Porque disse Davi: Qualquer que primeiro ferir os jebuseus será chefe e capitão. Então Joabe, filho de Zeruia, subiu primeiro a ela; pelo que foi feito chefe. (1 Crônicas 11:5,6)”
Esse texto era interpretado ainda nesse domingo por essas Igrejas da Televisão no sentido mais ao pé da letra. Tomando o texto como denotativo e atropelando qualquer reflexão e invenção contemporânea sobre linguística. Portanto, tal texto serve perfeitamente para tomar o que é do outro em nome de Deus. E olha que é apenas uma passagem que citei, existem várias dessas na Bíblia Cristã. 

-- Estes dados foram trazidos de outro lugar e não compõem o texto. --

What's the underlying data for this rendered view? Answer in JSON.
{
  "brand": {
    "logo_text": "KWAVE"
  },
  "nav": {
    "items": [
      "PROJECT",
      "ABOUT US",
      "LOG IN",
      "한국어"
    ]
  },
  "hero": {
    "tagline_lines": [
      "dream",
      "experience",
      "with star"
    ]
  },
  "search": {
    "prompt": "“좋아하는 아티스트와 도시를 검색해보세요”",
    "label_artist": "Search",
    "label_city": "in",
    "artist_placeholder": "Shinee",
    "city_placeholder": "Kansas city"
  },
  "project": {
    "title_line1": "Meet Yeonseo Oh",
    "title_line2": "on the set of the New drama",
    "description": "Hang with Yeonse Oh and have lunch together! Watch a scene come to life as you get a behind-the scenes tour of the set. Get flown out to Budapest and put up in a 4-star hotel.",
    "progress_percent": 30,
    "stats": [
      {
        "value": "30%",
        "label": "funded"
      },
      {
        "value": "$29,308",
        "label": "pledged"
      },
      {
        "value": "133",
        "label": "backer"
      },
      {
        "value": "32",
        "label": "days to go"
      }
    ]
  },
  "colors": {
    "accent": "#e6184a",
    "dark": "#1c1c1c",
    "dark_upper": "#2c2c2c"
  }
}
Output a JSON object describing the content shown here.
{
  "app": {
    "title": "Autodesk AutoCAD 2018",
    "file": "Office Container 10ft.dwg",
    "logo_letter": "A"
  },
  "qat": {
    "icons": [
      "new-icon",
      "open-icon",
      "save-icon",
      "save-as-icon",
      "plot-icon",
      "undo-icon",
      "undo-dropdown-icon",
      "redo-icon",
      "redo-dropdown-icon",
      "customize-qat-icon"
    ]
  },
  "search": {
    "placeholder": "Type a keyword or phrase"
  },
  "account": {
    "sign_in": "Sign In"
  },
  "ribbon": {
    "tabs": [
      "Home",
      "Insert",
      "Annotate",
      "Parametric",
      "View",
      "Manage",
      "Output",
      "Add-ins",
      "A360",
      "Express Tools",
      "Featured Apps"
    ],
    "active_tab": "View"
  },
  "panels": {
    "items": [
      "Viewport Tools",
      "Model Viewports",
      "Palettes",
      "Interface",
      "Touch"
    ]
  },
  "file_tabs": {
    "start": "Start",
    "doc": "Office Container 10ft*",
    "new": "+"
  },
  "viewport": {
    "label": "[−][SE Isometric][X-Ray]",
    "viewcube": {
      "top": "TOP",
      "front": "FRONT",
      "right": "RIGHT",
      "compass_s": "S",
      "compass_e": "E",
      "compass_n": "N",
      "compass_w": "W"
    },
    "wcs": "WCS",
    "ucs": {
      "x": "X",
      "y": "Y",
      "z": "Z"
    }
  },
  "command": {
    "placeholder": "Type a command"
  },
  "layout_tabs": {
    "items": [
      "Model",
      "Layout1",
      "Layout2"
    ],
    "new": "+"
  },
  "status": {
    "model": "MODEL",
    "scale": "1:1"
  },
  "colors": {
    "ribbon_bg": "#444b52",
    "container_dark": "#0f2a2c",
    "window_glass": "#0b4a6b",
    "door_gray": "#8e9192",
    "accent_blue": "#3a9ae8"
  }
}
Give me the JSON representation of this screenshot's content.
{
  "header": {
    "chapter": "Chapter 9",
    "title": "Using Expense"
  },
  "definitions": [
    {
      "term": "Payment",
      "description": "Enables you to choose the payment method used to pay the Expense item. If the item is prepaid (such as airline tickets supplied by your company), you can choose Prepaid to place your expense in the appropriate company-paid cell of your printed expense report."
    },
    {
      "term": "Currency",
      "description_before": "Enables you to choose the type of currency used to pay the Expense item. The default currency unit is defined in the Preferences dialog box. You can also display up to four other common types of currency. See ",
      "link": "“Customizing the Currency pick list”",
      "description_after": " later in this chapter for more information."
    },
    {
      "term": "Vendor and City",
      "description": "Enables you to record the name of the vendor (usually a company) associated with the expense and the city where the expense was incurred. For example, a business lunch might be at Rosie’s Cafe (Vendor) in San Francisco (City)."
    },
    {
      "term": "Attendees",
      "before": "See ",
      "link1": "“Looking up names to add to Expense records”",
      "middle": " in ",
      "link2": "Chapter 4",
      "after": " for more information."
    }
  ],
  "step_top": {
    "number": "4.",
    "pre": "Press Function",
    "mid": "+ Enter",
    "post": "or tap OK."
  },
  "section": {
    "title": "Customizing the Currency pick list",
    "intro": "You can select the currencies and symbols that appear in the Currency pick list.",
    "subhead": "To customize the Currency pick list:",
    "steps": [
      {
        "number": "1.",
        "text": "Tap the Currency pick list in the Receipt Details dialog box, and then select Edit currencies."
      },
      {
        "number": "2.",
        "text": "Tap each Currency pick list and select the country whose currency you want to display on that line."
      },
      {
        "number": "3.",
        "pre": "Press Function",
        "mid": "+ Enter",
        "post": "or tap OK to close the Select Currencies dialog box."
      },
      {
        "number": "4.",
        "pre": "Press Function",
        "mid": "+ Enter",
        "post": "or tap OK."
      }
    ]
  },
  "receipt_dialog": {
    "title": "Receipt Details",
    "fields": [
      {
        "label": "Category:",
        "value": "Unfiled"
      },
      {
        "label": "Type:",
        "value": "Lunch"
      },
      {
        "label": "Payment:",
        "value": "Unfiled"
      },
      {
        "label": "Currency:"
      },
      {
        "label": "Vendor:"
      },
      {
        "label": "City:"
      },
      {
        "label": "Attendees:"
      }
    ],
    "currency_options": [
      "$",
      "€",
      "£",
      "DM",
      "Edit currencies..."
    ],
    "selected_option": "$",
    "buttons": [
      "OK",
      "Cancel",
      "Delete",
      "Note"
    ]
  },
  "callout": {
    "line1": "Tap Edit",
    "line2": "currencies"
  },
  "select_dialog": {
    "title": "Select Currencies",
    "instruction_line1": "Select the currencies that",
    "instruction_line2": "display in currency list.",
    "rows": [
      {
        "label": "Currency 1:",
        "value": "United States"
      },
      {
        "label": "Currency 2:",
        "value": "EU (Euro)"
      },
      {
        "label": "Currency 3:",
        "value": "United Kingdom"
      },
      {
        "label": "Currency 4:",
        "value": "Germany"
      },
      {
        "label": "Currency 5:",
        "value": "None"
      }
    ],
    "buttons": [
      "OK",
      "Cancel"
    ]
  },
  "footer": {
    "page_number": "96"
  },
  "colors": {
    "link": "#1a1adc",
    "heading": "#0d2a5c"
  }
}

Portanto, a religião é apenas uma crosta aparente das questões que estão implicadas aos ataques em Paris. Ela é apenas um material didático a serviço de projetos de Poder. Projetos que implicam não só a França, mas a todos nós humanos. Os motivos e as explicações do que ocorreu precisam ser resolvidas nesse sub-discurso. Nesse discurso oculto e não nas declarações de televisão. Precisamos questionar não só esse ato em si, mas precisamos nos perguntar porque se tem “indústrias” bélicas. E porque não só a França (3˚ lugar/!?), Itália, Russia, EUA, mas o pacato Brasil figura entre os 10 maiores comerciantes de armas. 
Só assim construiremos bases mais eficazes para que atentados como os de Paris não ocorram, muito menos as atuais “guerras de baixa intensidade” que assola toda a África.